Set Expansion Solution
Overview
Term set expansion is the task of expanding a given partial set of terms into a more complete set of terms that belong to the same semantic class. This solution demonstrates the capability of a corpus-based set expansion system in a simple web application.
Algorithm Overview
Our approach is described by (Mamou et al, 2018) [1]. It is based on representing any term of a training corpus using word embeddings in order to estimate the similarity between the seed terms and any candidate term. Noun phrases provide good approximation for candidate terms and are extracted in our system using a noun phrase chunker. At expansion time, given a seed of terms, the most similar terms are returned.
Flow
Training
Requirements
Install solution extra packages:
pip install -r solutions/set_expansion/requirements.txt
The first step in training is to prepare the data for generating a word embedding model. We provide a subset of English Wikipedia at datasets/wikipedia as a sample corpus under the Creative Commons Attribution-Share-Alike 3.0 License (Copyright 2018 Wikimedia Foundation). The output of this step is the marked corpus where noun phrases are marked with the marking character (default: “_”) as described in the NLP Architect Noun Phrase to Vec module documentation. The pre-process script supports using NLP Architect noun phrase extractor which uses an LSTM chunker model or using spaCy’s own noun phrases matcher. This is done by running:
python solutions/set_expansion/prepare_data.py --corpus TRAINING_CORPUS --marked_corpus MARKED_TRAINING_CORPUS
optional arguments:
--corpus CORPUS path to the input corpus. Compressed files (gz) are
also supported. By default, it is a subset of English
Wikipedia.
--marked_corpus MARKED_CORPUS
path to the marked corpus.
--mark_char MARK_CHAR
special character that marks NPs in the corpus (word
separator and NP suffix). Default value is _.

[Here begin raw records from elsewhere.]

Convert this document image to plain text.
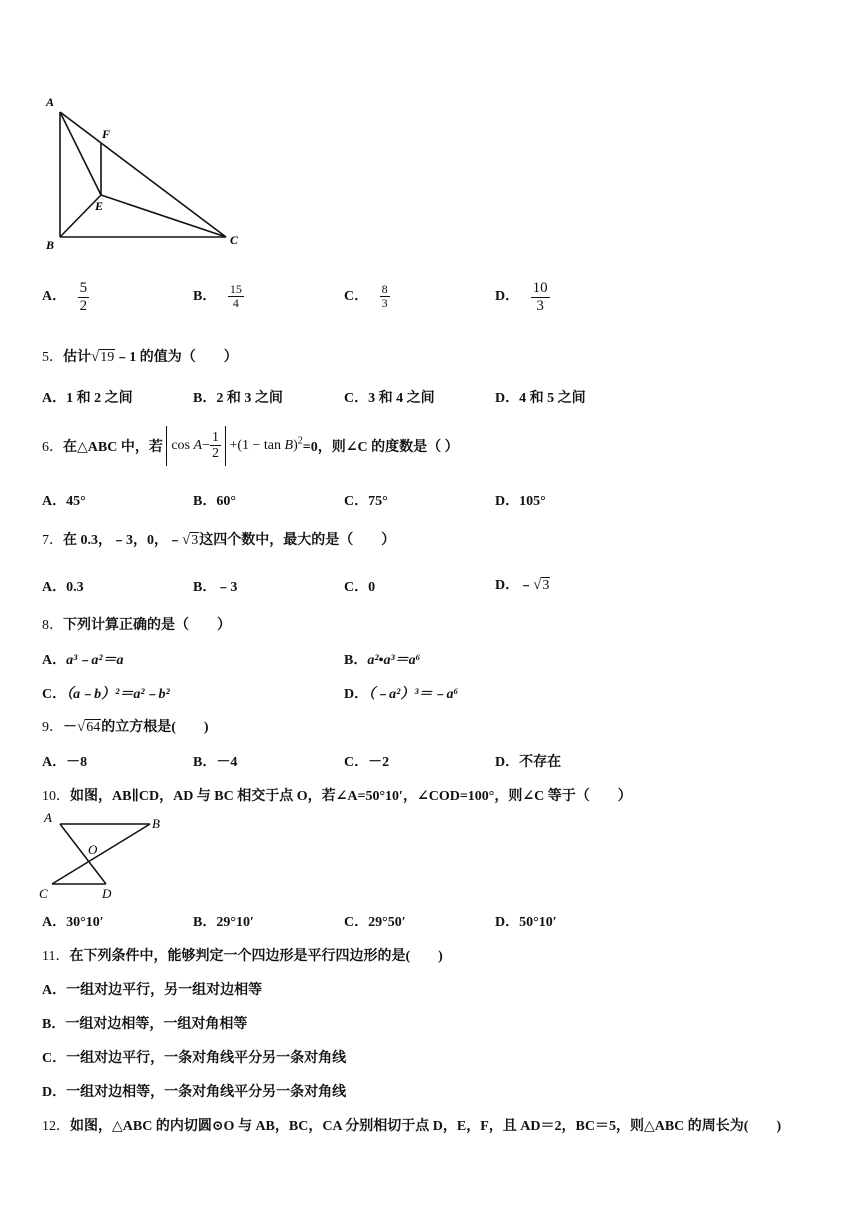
A
B	C
E
F
A． $\frac{5}{2}$	B． $\frac{15}{4}$	C． $\frac{8}{3}$	D． $\frac{10}{3}$
5．估计√19﹣1 的值为（　　）
A．1 和 2 之间	B．2 和 3 之间	C．3 和 4 之间	D．4 和 5 之间
6．在△ABC 中，若 $\cos A- \frac{1}{2} +(1 - \tan B)^2=0$，则∠C 的度数是（ ）
A．45°	B．60°	C．75°	D．105°
7．在 0.3，﹣3，0，﹣√3这四个数中，最大的是（　　）
A．0.3	B．﹣3	C．0	D．﹣√3
8．下列计算正确的是（　　）
A．a³﹣a²＝a	B．a²•a³＝a⁶
C．（a﹣b）²＝a²﹣b²	D．（﹣a²）³＝﹣a⁶
9．－√64的立方根是(　　)
A．－8	B．－4	C．－2	D．不存在
10．如图，AB∥CD，AD 与 BC 相交于点 O，若∠A=50°10′，∠COD=100°，则∠C 等于（　　）
A	B
O
C	D
A．30°10′	B．29°10′	C．29°50′	D．50°10′
11．在下列条件中，能够判定一个四边形是平行四边形的是(　　)
A．一组对边平行，另一组对边相等
B．一组对边相等，一组对角相等
C．一组对边平行，一条对角线平分另一条对角线
D．一组对边相等，一条对角线平分另一条对角线
12．如图，△ABC 的内切圆⊙O 与 AB，BC，CA 分别相切于点 D，E，F，且 AD＝2，BC＝5，则△ABC 的周长为(　　)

--grouping perform noun-phrase grouping
--chunker {spacy,nlp_arch}
chunker to use for detecting noun phrases. 'spacy' for
using spacy built-in chunker or 'nlp_arch' for NLP
Architect NP Extractor
The next step is to train the model using NLP Architect Noun Phrase to Vec module. For set expansion, we recommend the following values 100, 10, 10, 0 for respectively, size, min_count, window and hs hyperparameters. Please refer to the np2vec module documentation for more details about these parameters.

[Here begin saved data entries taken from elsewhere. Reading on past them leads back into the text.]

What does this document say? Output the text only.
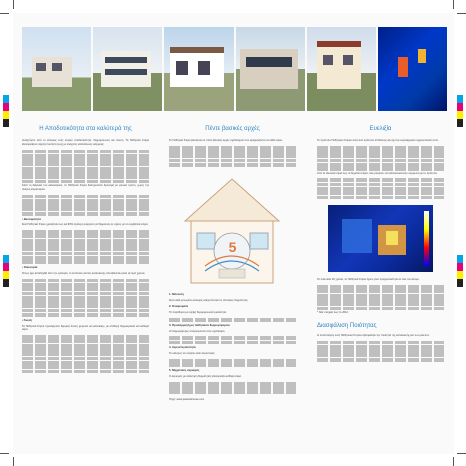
Η Αποδοτικότητα στα καλύτερά της

Αναζητήστε από το κέλυφος ενός κτιρίου αποδοτικότητα, θερμομόνωση και άνεση. Τα Παθητικά Κτίρια εξασφαλίζουν υψηλή ποιότητα ζωής με ελάχιστη κατανάλωση ενέργειας.

Κατά τη διάρκεια του καλοκαιριού, τα Παθητικά Κτίρια διατηρούνται δροσερά με φυσικό τρόπο, χωρίς την ανάγκη κλιματισμού.

• Βιωσιμότητα

Ένα Παθητικό Κτίριο χρειάζεται έως και 90% λιγότερη ενέργεια για θέρμανση σε σχέση με τα συμβατικά κτίρια.

• Οικονομία

Όπως έχει αποδειχθεί από την εμπειρία, το επιπλέον κόστος κατασκευής αποσβένεται μέσα σε λίγα χρόνια.

• Άνεση

Τα Παθητικά Κτίρια προσφέρουν θερμική άνεση χειμώνα και καλοκαίρι, με σταθερή θερμοκρασία και καθαρό αέρα.

Πέντε βασικές αρχές

Το Παθητικό Κτίριο βασίζεται σε πέντε βασικές αρχές σχεδιασμού που εφαρμόζονται σε κάθε κτίριο.

5
1. Μόνωση

Ένα καλά μονωμένο κέλυφος ελαχιστοποιεί τις απώλειες θερμότητας.

2. Κουφώματα

Τα παράθυρα με υψηλή θερμομονωτική ικανότητα.

3. Προσαρμογή μη παθητικών θερμογεφυρών

Οι θερμογέφυρες αποφεύγονται στον σχεδιασμό.

4. Αεροστεγανότητα

Το κέλυφος του κτιρίου είναι αεροστεγές.

5. Μηχανικός αερισμός

Ο αερισμός με ανάκτηση θερμότητας εξασφαλίζει καθαρό αέρα.

Πηγή: www.passivehouse.com

Ευελιξία

Το πρότυπο Παθητικού Κτιρίου είναι ένα πρότυπο απόδοσης και όχι ένα συγκεκριμένο αρχιτεκτονικό στυλ.

Από τα ιδιωτικά κτίρια έως τα δημόσια κτίρια, όλα μπορούν να κατασκευαστούν σύμφωνα με το πρότυπο.

Τα τελευταία 20 χρόνια, τα Παθητικά Κτίρια έχουν γίνει πραγματικότητα σε όλο τον κόσμο.

* Νέα στοιχεία έως το 2012

Διασφάλιση Ποιότητας

Η πιστοποίηση ενός Παθητικού Κτιρίου εξασφαλίζει την ποιότητα της κατασκευής και των μελετών.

python examples/np2vec/train.py --size 100 --min_count 10 --window 10 \
--hs 0 --corpus MARKED_TRAINING_CORPUS --np2vec_model_file MODEL_PATH \
--corpus_format txt
A pretrained model
on English Wikipedia dump (enwiki-20171201-pages-articles-multistream.xml.bz2
) is available under
Apache 2.0 license. It has been trained with hyperparameters values
recommended above. Full English Wikipedia raw corpus and
marked corpus
are also available under the
Creative Commons Attribution-Share-Alike 3.0 License.

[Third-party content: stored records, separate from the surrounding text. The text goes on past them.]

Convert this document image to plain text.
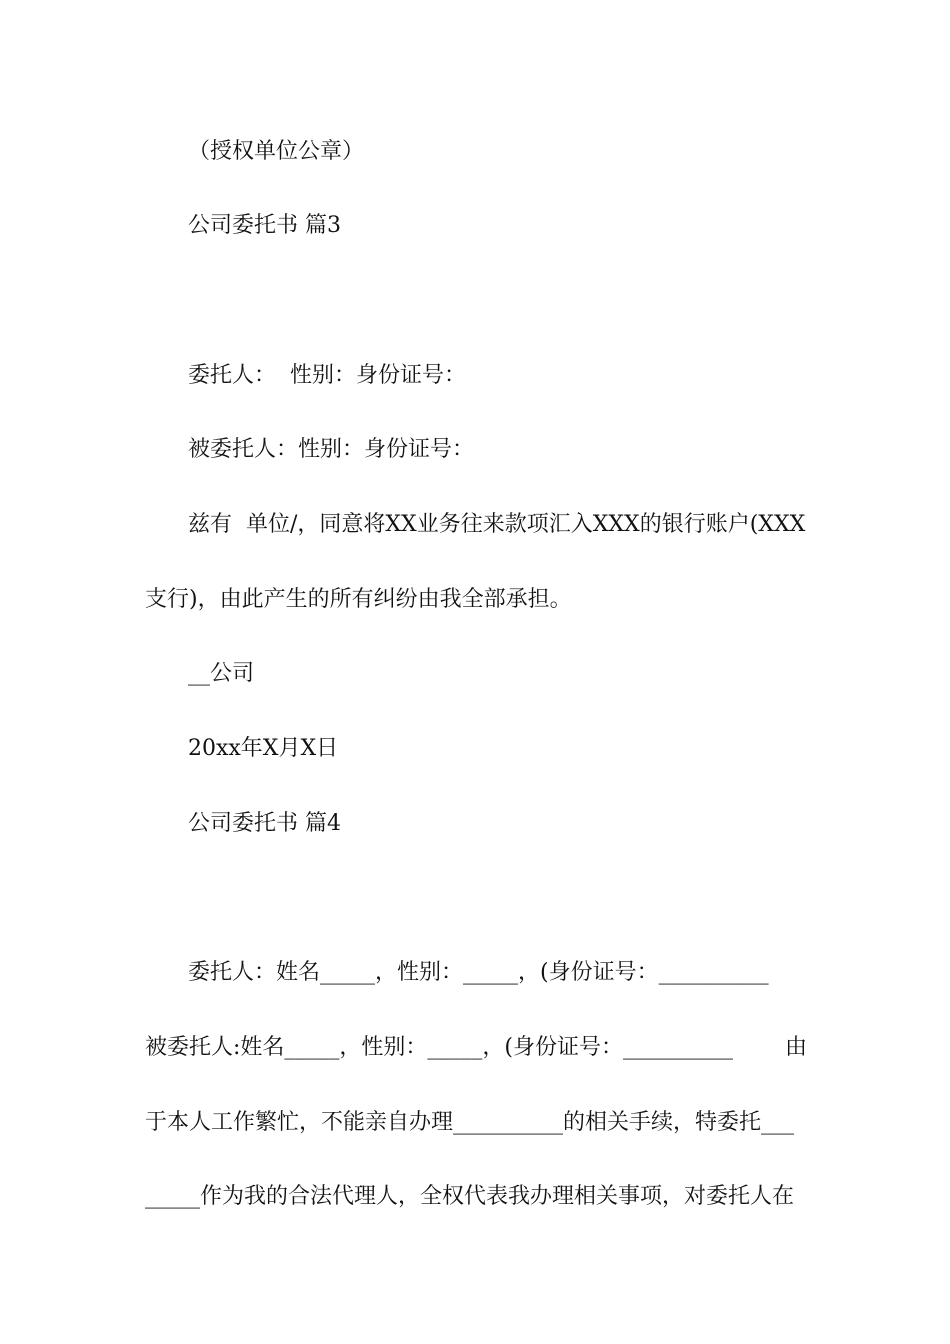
（授权单位公章）
公司委托书 篇3
委托人：  性别：身份证号：
被委托人：性别：身份证号：
兹有  单位/，同意将XX业务往来款项汇入XXX的银行账户(XXX
支行)，由此产生的所有纠纷由我全部承担。
__公司
20xx年X月X日
公司委托书 篇4
委托人：姓名_____，性别：_____，(身份证号：__________
被委托人:姓名_____，性别：_____，(身份证号：__________ 由
于本人工作繁忙，不能亲自办理__________的相关手续，特委托___
_____作为我的合法代理人，全权代表我办理相关事项，对委托人在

A pretrained model with grouping on the same English Wikipedia dump is also available under Apache 2.0 license. It has been trained with hyperparameters values recommended above. Marked corpus is also available under the Creative Commons Attribution-Share-Alike 3.0 License.
Inference
The inference step consists of expanding given seed terms into a set of terms that belong to the same semantic class. It can be done in two ways:
Running a python script:
python solutions/set_expansion/set_expand.py --np2vec_model_file MODEL_PATH --topn TOPN
Web application
Loading the expand server with the trained model:
python solutions/set_expansion/expand_server.py [--host HOST] [--port PORT] [--similarity SIMILARITY] model_path positional arguments: model_path a path to the w2v model file optional arguments: -h, --help show this help message and exit --host HOST set port for the server --port PORT set port for the server --grouping grouping mode --similarity SIMILARITY similarity threshold --chunker {spacy,nlp_arch} spacy chunker or 'nlp_arch' for NLP Architect NP Extractor
The expand server gets requests containing seed terms, and expands them based on the given word embedding model. You can use the model you trained yourself in the previous step, or to provide a pre-trained model you own. The similarity argument is the threshold to use for the annotation feature, see its description in the UI section below.
Note
default server will listen on http://localhost:1234 . If you set the host/port you should also set it in the
nlp_architect/solutions/set_expansion/ui/settings.py
file.Run the UI application:
python solutions/solutions/start_ui.py --solution set_expansion
You can also load the UI application as a server on different address/port using the following command:
python solutions/solutions/start_ui.py --solution set_expansion --address=12.13.14.15 --port=1010
The UI is a simple web based application for communicating with the server and performing expansion and annotation.
Expansion
The UI communicates with the server by sending it seed terms to expand, and presenting the results in a simple table. An export option is available for downloading the results as a csv file. Selecting seed terms to expand is done by either directly type in the terms to expand or by selecting terms from the model vocabulary list. After expand results are available, the user can select terms from the results list (hold the Ctrl key for multiple selection) and perform re-expansion.
Text Annotation
The annotation feature allows you to annotate free text with similar terms comparing to the seed list (the default similarity threshold is 0.5, and can be set by the expand server —similarity argument). After selecting the Text Annotation checkbox, a text input is available for the user to type in text to annotate:
Grouping
In order to set the UI to work in grouping mode the user should set grouping=True in the ui/settings.py file. This mode is available just in case the model was trained with the grouping flag and in addition the server (expand_server.py) was loaded with the grouping flag. Click on a phrase in the vocabulary list in order to observe its group.
References
[1] | Term Set Expansion based on Multi-Context Term Embeddings: an End-to-end Workflow, Jonathan Mamou, Oren Pereg, Moshe Wasserblat, Ido Dagan, Yoav Goldberg, Alon Eirew, Yael Green, Shira Guskin, Peter Izsak, Daniel Korat, COLING 2018 System Demonstration paper. |
[2] | Term Set Expansion based NLP Architect by Intel AI Lab, Jonathan Mamou, Oren Pereg, Moshe Wasserblat, Alon Eirew, Yael Green, Shira Guskin, Peter Izsak, Daniel Korat, EMNLP 2018 System Demonstration paper. |